The American Civil Liberties Union has always defended the right to free speechwhich is why, in 2009, when the U.S. Supreme Court deliberated Citizens United v. Federal Election Commission, the organization filed an amicus brief arguing that a law banning unions and corporations from engaging in "electioneering communications" violated the First Amendment. The Court agreed, and its decision would allow for unlimited corporate spending in elections.
But the ACLU of Montana is taking a different tack. It supported the state of Montana when it recently upheld its century-old Corrupt Practices Act, which barred direct corporate spending intended to influence election outcomes, despite the Citizens United ruling. By breaking from the national organization, the ACLU of Montana suggests that corporate spending in elections can stifle free speech, not expand it.

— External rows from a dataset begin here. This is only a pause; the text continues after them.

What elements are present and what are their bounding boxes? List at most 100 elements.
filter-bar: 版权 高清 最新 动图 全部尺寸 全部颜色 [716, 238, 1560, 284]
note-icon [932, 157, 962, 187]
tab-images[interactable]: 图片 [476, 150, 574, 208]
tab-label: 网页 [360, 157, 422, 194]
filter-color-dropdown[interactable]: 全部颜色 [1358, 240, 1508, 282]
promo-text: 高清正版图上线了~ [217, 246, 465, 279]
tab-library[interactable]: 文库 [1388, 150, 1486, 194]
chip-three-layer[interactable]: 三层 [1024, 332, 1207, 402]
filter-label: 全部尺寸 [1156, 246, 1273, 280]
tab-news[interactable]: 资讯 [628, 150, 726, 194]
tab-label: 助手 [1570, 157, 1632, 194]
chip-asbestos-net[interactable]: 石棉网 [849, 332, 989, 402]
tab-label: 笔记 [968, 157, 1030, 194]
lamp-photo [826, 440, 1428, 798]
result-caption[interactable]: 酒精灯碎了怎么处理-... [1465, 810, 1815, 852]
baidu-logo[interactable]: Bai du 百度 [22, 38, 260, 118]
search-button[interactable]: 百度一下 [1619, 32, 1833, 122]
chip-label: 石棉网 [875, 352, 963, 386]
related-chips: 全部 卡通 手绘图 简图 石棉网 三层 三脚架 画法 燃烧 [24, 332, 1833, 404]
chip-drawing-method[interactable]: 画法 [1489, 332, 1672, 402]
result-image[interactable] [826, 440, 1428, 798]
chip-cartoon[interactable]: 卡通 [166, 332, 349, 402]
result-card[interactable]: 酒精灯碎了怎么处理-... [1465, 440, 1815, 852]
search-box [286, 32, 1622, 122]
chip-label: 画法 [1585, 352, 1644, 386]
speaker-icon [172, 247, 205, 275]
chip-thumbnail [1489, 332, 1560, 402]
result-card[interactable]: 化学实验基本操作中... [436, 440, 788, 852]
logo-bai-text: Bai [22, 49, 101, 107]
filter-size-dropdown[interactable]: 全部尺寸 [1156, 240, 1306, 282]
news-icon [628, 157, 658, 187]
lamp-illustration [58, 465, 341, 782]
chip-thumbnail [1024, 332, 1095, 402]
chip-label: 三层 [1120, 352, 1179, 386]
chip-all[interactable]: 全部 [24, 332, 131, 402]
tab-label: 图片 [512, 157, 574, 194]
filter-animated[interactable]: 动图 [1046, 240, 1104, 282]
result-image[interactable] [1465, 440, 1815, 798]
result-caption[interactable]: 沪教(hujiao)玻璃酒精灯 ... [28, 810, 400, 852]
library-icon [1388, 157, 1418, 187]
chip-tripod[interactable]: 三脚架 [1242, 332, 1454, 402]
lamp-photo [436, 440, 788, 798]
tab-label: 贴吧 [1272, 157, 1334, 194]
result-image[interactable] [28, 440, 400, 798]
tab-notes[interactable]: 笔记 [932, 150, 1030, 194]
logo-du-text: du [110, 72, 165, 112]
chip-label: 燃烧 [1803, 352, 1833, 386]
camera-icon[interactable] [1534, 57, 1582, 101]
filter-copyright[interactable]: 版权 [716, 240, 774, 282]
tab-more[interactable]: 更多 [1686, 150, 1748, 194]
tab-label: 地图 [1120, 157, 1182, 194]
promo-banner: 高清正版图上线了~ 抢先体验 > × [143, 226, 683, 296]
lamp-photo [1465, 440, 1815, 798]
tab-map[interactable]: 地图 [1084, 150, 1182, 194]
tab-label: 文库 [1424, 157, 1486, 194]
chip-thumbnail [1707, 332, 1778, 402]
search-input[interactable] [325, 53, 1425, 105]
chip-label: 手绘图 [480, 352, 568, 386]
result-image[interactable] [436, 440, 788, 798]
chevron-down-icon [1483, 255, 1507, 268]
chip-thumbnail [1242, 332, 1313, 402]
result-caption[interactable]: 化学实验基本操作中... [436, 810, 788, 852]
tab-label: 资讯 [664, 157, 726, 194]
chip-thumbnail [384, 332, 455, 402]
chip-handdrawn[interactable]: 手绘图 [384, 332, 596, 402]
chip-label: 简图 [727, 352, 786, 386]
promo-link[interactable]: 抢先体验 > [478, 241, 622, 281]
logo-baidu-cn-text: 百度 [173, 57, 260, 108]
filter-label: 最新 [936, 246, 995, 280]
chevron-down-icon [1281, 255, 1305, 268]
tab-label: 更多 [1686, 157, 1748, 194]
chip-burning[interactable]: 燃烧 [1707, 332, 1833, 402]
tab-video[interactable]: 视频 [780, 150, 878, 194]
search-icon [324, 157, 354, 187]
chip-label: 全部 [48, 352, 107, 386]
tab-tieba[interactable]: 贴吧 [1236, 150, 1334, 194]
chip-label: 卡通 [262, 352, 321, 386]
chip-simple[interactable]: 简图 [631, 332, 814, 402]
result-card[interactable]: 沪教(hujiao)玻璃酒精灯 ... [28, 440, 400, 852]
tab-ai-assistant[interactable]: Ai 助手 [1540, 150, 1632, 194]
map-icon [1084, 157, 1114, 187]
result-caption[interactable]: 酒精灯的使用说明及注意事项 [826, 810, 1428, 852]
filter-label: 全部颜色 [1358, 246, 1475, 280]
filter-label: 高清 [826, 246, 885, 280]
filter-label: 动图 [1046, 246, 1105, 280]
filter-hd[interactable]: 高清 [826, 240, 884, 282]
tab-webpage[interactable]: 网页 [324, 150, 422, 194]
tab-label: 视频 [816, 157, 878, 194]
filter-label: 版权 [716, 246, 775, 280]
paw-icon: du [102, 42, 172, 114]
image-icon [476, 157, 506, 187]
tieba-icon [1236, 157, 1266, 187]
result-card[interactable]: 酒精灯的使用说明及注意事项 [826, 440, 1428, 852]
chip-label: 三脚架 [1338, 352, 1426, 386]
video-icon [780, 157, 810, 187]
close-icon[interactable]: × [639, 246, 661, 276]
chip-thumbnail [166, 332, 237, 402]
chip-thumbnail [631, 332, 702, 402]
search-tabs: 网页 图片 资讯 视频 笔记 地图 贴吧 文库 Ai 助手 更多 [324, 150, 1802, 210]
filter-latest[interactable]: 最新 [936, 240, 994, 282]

"If our social, political and economic structure has evolved to the point where not everyone is being heard because some people are dominating the airwaves, then I think that's cause for concern among those who favor the free speech rights that are protected by the First Amendment of the U.S. Constitution and the Montana Constitution," says ACLU of Montana Director Jon Ellingson.
Likewise, the ACLU of Montana argued in its amicus brief before the state supreme court that corporate corruption "can be found when the evidence indicates that the democratic process has been undermined through intentionally overwhelming the citizenry's voice and undermining the individual voter's confidence in the political process."
Montana, Ellingson says, has "mountains" of such evidence: Before the Corrupt Practices Act, during the days of the Copper Kings, corporations dominated the political process. Magnate William A. Clark famously bribed the Montana Legislature to appoint him to the U.S. Senate. Ellingson says such episodes serve "as a lesson to us about what can happen when there is unregulated money introduced into the political process to influence people."
The national ACLU has stuck to its pro-Citizens United stance, though it appears to be softening it. In 2010, the organization's board revised its campaign-finance policy relating to voluntary public financing plans, acknowledging that "very large contributions to candidates may lead to undue influence or corruption and, at a minimum, have the appearance of impropriety and undermine public confidence in the electoral system's integrity."